When Scott Silsbe announced he was undertaking the transformation of The New Yinzer, a friend replied, "I've heard of The New Yinzer. But what the hell is it?"

 

 

Lots of Pittsburghers are confused about The New Yinzer's identity, says Silsbe, the new editor of the local literary enterprise. In 2002, it was founded as an online publication by University of Pittsburgh graduate student Jennifer Meccariello, and it soon expanded to become a literary journal as well as a reading series, radio show and book publisher before Meccariello pulled the plug in 2005.

 

Silsbe, a 28-year-old Detroit native and 2004 graduate of Pitt's master of fine arts program, is relaunching the online version (www.newyinzer.com) this month with fellow editors Kristofer Collins and Ellie Gumlock.

 

Part of the problem with the old New Yinzer is that it had too many definitions, says Collins, 32. "We want there to be no confusion as to what The New Yinzer is ... an online journal," he says. According to its brand-new Web site, "The New Yinzer is an online journal which questions, develops and embodies the newly emergent identity of Pittsburgh by way of literary discourse."

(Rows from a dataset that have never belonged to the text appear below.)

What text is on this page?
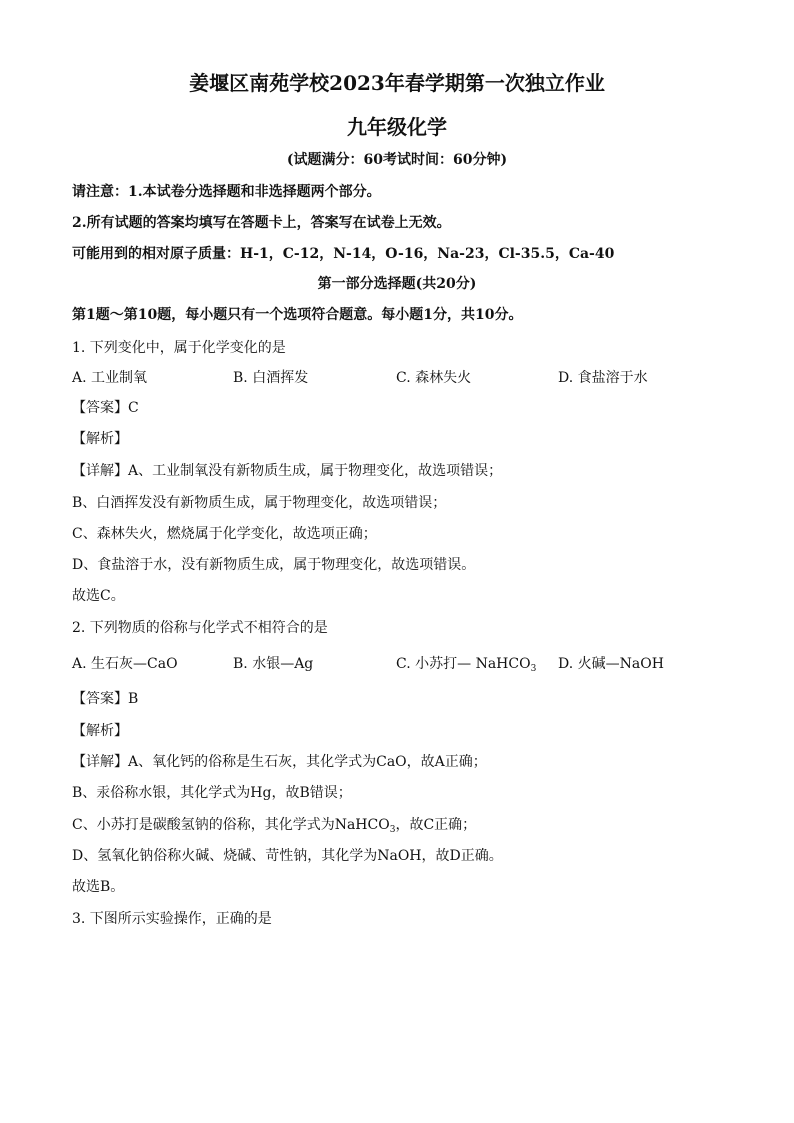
姜堰区南苑学校2023年春学期第一次独立作业
九年级化学
(试题满分：60考试时间：60分钟)
请注意：1.本试卷分选择题和非选择题两个部分。
2.所有试题的答案均填写在答题卡上，答案写在试卷上无效。
可能用到的相对原子质量：H-1，C-12，N-14，O-16，Na-23，Cl-35.5，Ca-40
第一部分选择题(共20分)
第1题～第10题，每小题只有一个选项符合题意。每小题1分，共10分。
1. 下列变化中，属于化学变化的是
A. 工业制氧	B. 白酒挥发	C. 森林失火	D. 食盐溶于水
【答案】C
【解析】
【详解】A、工业制氧没有新物质生成，属于物理变化，故选项错误；
B、白酒挥发没有新物质生成，属于物理变化，故选项错误；
C、森林失火，燃烧属于化学变化，故选项正确；
D、食盐溶于水，没有新物质生成，属于物理变化，故选项错误。
故选C。
2. 下列物质的俗称与化学式不相符合的是
A. 生石灰—CaO	B. 水银—Ag	C. 小苏打— NaHCO$_3$ D. 火碱—NaOH
【答案】B
【解析】
【详解】A、氧化钙的俗称是生石灰，其化学式为CaO，故A正确；
B、汞俗称水银，其化学式为Hg，故B错误；
C、小苏打是碳酸氢钠的俗称，其化学式为NaHCO$_3$，故C正确；
D、氢氧化钠俗称火碱、烧碱、苛性钠，其化学为NaOH，故D正确。
故选B。
3. 下图所示实验操作，正确的是
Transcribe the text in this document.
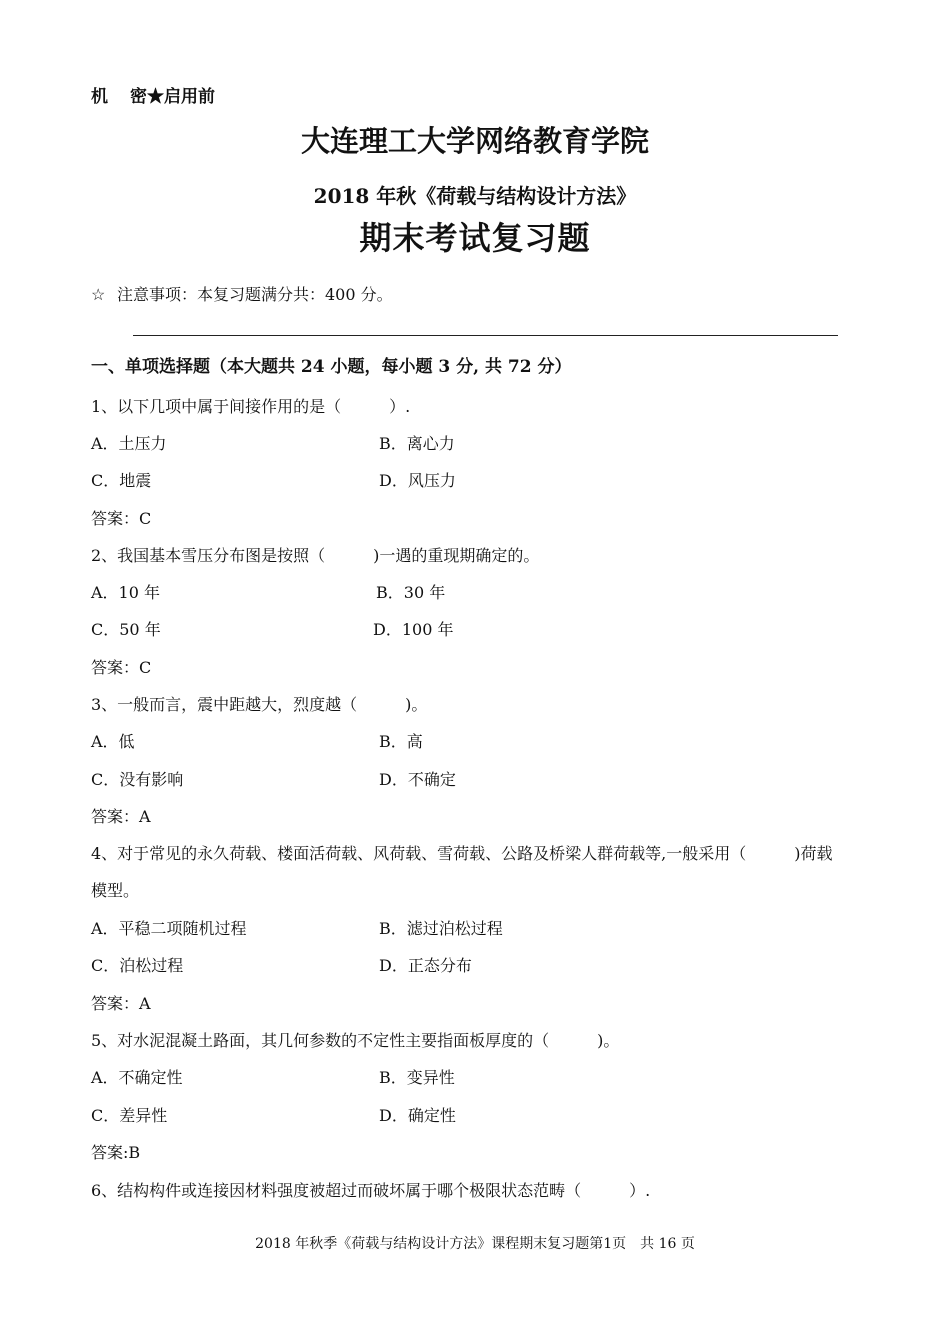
机 密★启用前
大连理工大学网络教育学院
2018 年秋《荷载与结构设计方法》
期末考试复习题
☆ 注意事项：本复习题满分共：400 分。
一、单项选择题（本大题共 24 小题，每小题 3 分, 共 72 分）
1、以下几项中属于间接作用的是（　　　）.
A．土压力	B．离心力
C．地震	D．风压力
答案：C
2、我国基本雪压分布图是按照（　　　)一遇的重现期确定的。
A．10 年	B．30 年
C．50 年	D．100 年
答案：C
3、一般而言，震中距越大，烈度越（　　　)。
A．低	B．高
C．没有影响	D．不确定
答案：A
4、对于常见的永久荷载、楼面活荷载、风荷载、雪荷载、公路及桥梁人群荷载等,一般采用（　　　)荷载
模型。
A．平稳二项随机过程	B．滤过泊松过程
C．泊松过程	D．正态分布
答案：A
5、对水泥混凝土路面，其几何参数的不定性主要指面板厚度的（　　　)。
A．不确定性	B．变异性
C．差异性	D．确定性
答案:B
6、结构构件或连接因材料强度被超过而破坏属于哪个极限状态范畴（　　　）.
2018 年秋季《荷载与结构设计方法》课程期末复习题第1页　共 16 页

Collins, Gumlock and Silsbe say their inspiration stems from contemporary publications such as The Believer and N+1, as well as the 1940s- and 1950s-era New Yorker itself.  But even more, the editors are inspired by the city of Pittsburgh.

 

 "This city presents a real opportunity for artists at this stage in its development," says Silsbe, who by day manages the warehouse of Oakland's Caliban Books. "We all know what an 'old yinzer' is. Our magazine explores what it means to be a new yinzer ... what it means to be a young, artistically minded person in Pittsburgh ... to be here on purpose."

 

 "Pittsburgh is on a fault line [between the old and the new]," says Collins, a Highland Park native and another Caliban employee. "New yinzers are people who are going to identify and have an effect on what this city eventually becomes."

 

Still, Gumlock, a 31-year-old New Jersey native, notes that she doesn't want the content "to feel regionally bound."  Like The New Yorker, The New Yinzer is a publication based in a specific city, but featuring work about whatever subjects moves its editors and writers.

 

Appropriately enough, the New Yinzer's new issue deals heavily with identity. While its content comes mostly from its three editors, the plan is to find more writers, both staff and freelance, to contribute to each new issue.

 

Collins, who writes occasional book reviews for the Pittsburgh Post-Gazette, pens a column called "Gatsby's Bar," about all things literary.  Its name, he says, is "based on my misremembering the title of a June Carter Cash song ["Gatsby's Restaurant"], a fun little ditty about riding horses in bars."

 

Silsbe, who also contributes to the Oakland, Calif.-based The Kitchen Sink, profiles Pollock's Café, a bar in Bloomfield. Gumlock, a stay-at-home mom, contributes a thoughtful introduction to a piece by 36-year-old Pittsburgh native Tereneh Mosley, about the experience of studying fashion design in Nairobi, Kenya, as a black American. The new issue also features three poems and a short story. 

 

Eventually, say the editors of the (new) New Yinzer, they hope to expand into print media. But for now the focus is on honing the Web site. Plans call for a new online issue every two months or so. "We're on more of a five-year than a one-year plan," says Gumlock.

 

"People should know that this The New Yinzer is an opportunity," Collins says, "something to get involved with rather than just submit to."